Quote (Goomshill @ Jun 28 2022 03:41pm)
The cities that the Russians actually sieged, were reduced to rubble. Kiev never lost its utilities, was never subjected to widespread bombing / shelling. A few sporadic shells, a few missiles, some minor fighting around distant suburbs, some strikes back and forth between missile systems. We had lots of footage of Russian armor and troops moving around outside the city uncontested, and footage of Ukrainians manning checkpoints all too trigger happy, but little direct fighting and no campaign of flattening the city. It wasn't a major offensive that invested the forces necessary to capture the city and failed.

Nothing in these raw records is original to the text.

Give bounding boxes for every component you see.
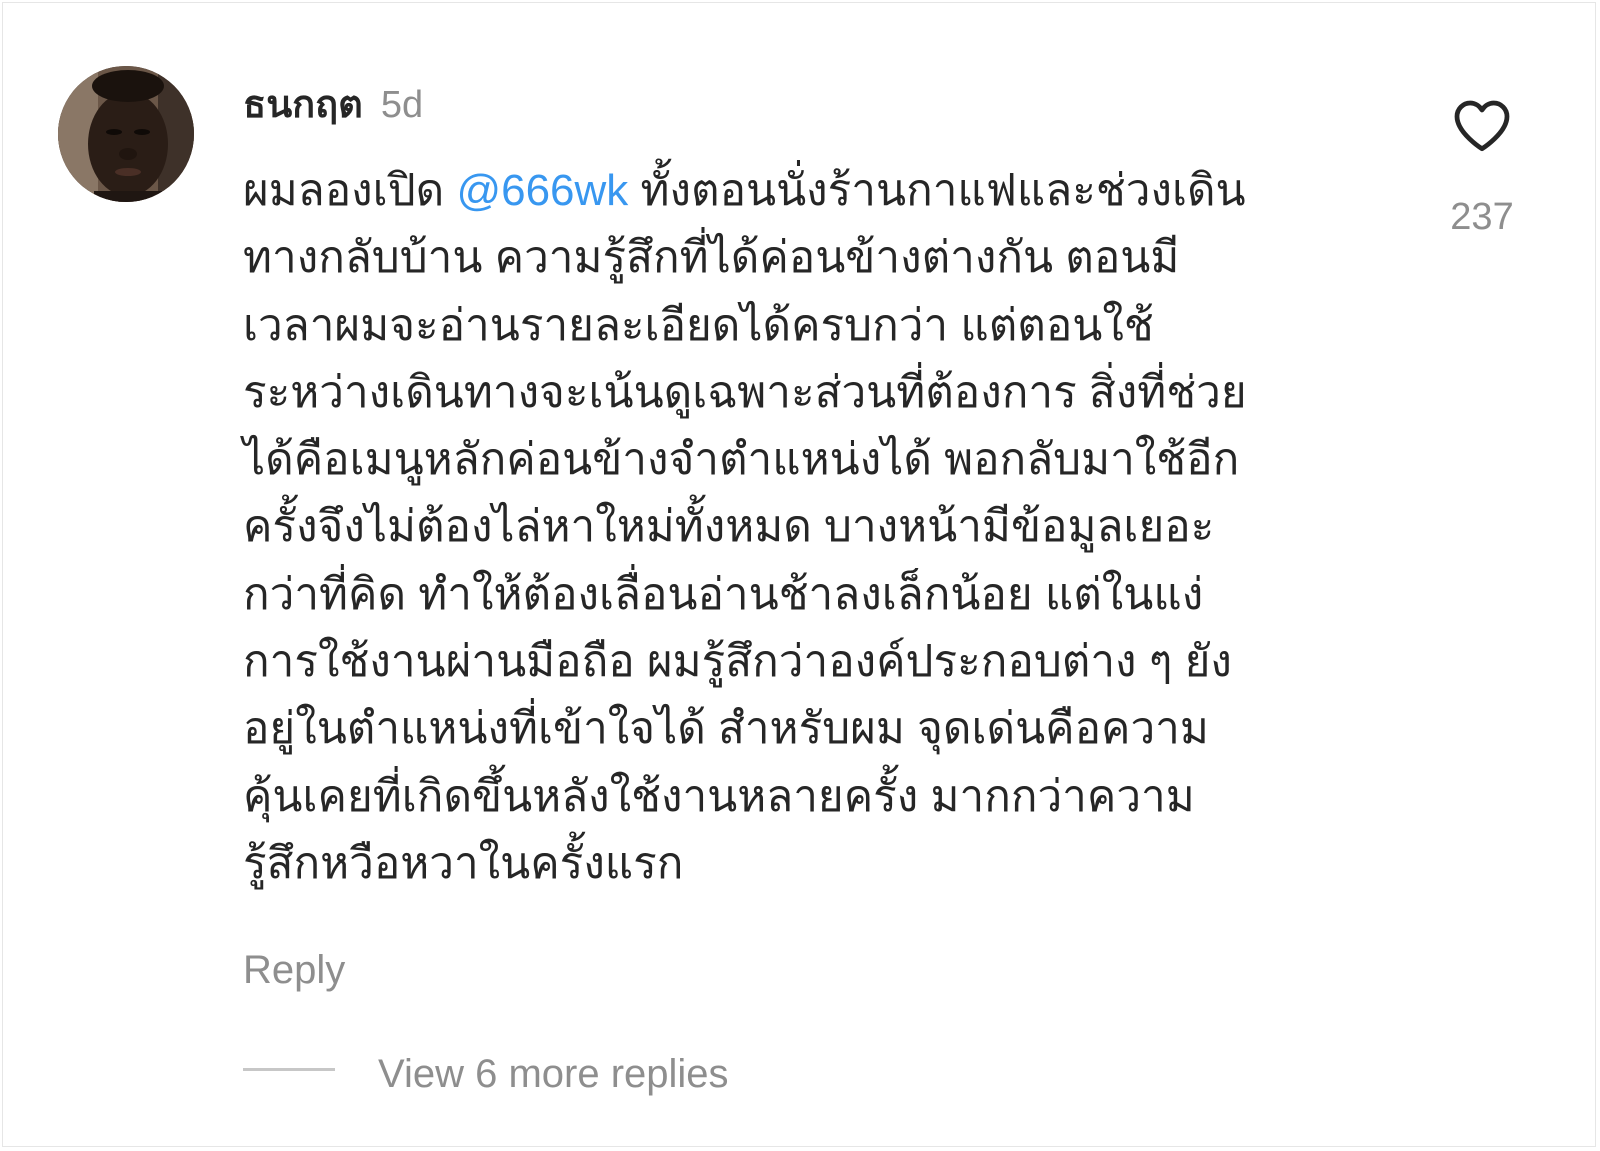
avatar-image bbox=[58, 66, 194, 202]
comment-line: รู้สึกหวือหวาในครั้งแรก bbox=[243, 838, 684, 888]
mention-link[interactable]: @666wk bbox=[456, 166, 628, 215]
replies-divider bbox=[243, 1068, 335, 1071]
comment-line: ผมลองเปิด @666wk ทั้งตอนนั่งร้านกาแฟและช… bbox=[243, 166, 1246, 215]
like-control: 237 bbox=[1446, 97, 1518, 257]
comment-line: ระหว่างเดินทางจะเน้นดูเฉพาะส่วนที่ต้องกา… bbox=[243, 367, 1247, 417]
comment-line: การใช้งานผ่านมือถือ ผมรู้สึกว่าองค์ประกอ… bbox=[243, 637, 1232, 687]
reply-button[interactable]: Reply bbox=[243, 943, 345, 997]
comment-text: ผมลองเปิด @666wk ทั้งตอนนั่งร้านกาแฟและช… bbox=[243, 157, 1393, 897]
view-more-replies-button[interactable]: View 6 more replies bbox=[378, 1047, 729, 1101]
like-count: 237 bbox=[1450, 196, 1514, 238]
comment-line: ทางกลับบ้าน ความรู้สึกที่ได้ค่อนข้างต่าง… bbox=[243, 233, 1180, 283]
comment-line: ครั้งจึงไม่ต้องไล่หาใหม่ทั้งหมด บางหน้าม… bbox=[243, 502, 1215, 552]
comment-line: อยู่ในตำแหน่งที่เข้าใจได้ สำหรับผม จุดเด… bbox=[243, 704, 1209, 754]
comment-line: คุ้นเคยที่เกิดขึ้นหลังใช้งานหลายครั้ง มา… bbox=[243, 771, 1195, 821]
comment-line: ได้คือเมนูหลักค่อนข้างจำตำแหน่งได้ พอกลั… bbox=[243, 435, 1240, 485]
comment-line: เวลาผมจะอ่านรายละเอียดได้ครบกว่า แต่ตอนใ… bbox=[243, 300, 1154, 350]
heart-outline-icon[interactable] bbox=[1452, 97, 1512, 153]
comment-timestamp: 5d bbox=[380, 84, 424, 126]
comment-author[interactable]: ธนกฤต bbox=[243, 84, 363, 126]
comment-header: ธนกฤต 5d bbox=[243, 81, 423, 137]
comment-card: ธนกฤต 5d ผมลองเปิด @666wk ทั้งตอนนั่งร้าน… bbox=[2, 2, 1596, 1147]
avatar[interactable] bbox=[58, 66, 194, 202]
comment-line: กว่าที่คิด ทำให้ต้องเลื่อนอ่านช้าลงเล็กน… bbox=[243, 569, 1204, 619]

It was posturing, that staged their forces outside the city, and then backed down without either a storm or a siege. And I'm open minded as to what the thought process was behind that, but I think pretending that it was some great invasion of Kiev that was gloriously fought back in bitter combat is belied by the obvious differences between what happened in Kiev and cities the Russians actually attacked, like Mariupol, reduced to smoldering ruins.
If Russia had actually sent in all those troops and armor they were circling around the city, either the city would fall, or it would be a bloodbath of Ukrainians massacred, or a bloodbath on the order of the siege of stalingrad as they fought street by street. The Ukrainians were making a show of having children arm themselves with molotov cocktails, lets be glad they didn't get used.
The Russians didn't have enough resources to successfully lay siege to Kyiv. They tried to surround the city (Bucha, Irpin, Gostomel, Vasylkiv, etc.) and they tried to reinforce their troops through Sumy and Chernihiv "axes." They tried to do the same to Kharkiv too. At the end of the day, it was a miscalculation on their part and it cost them severely. They lost A LOT of special forces trying to shock Kyiv into submission.
Comparing Mariupol to Kyiv is strange because Mariupol was able to be surrounded due to the Russian Navy and is significantly smaller. We've been saying since early March that for Russia to take Ukraine, they would need at least 500k troops. 100k of those would have to be dedicated to Kyiv alone.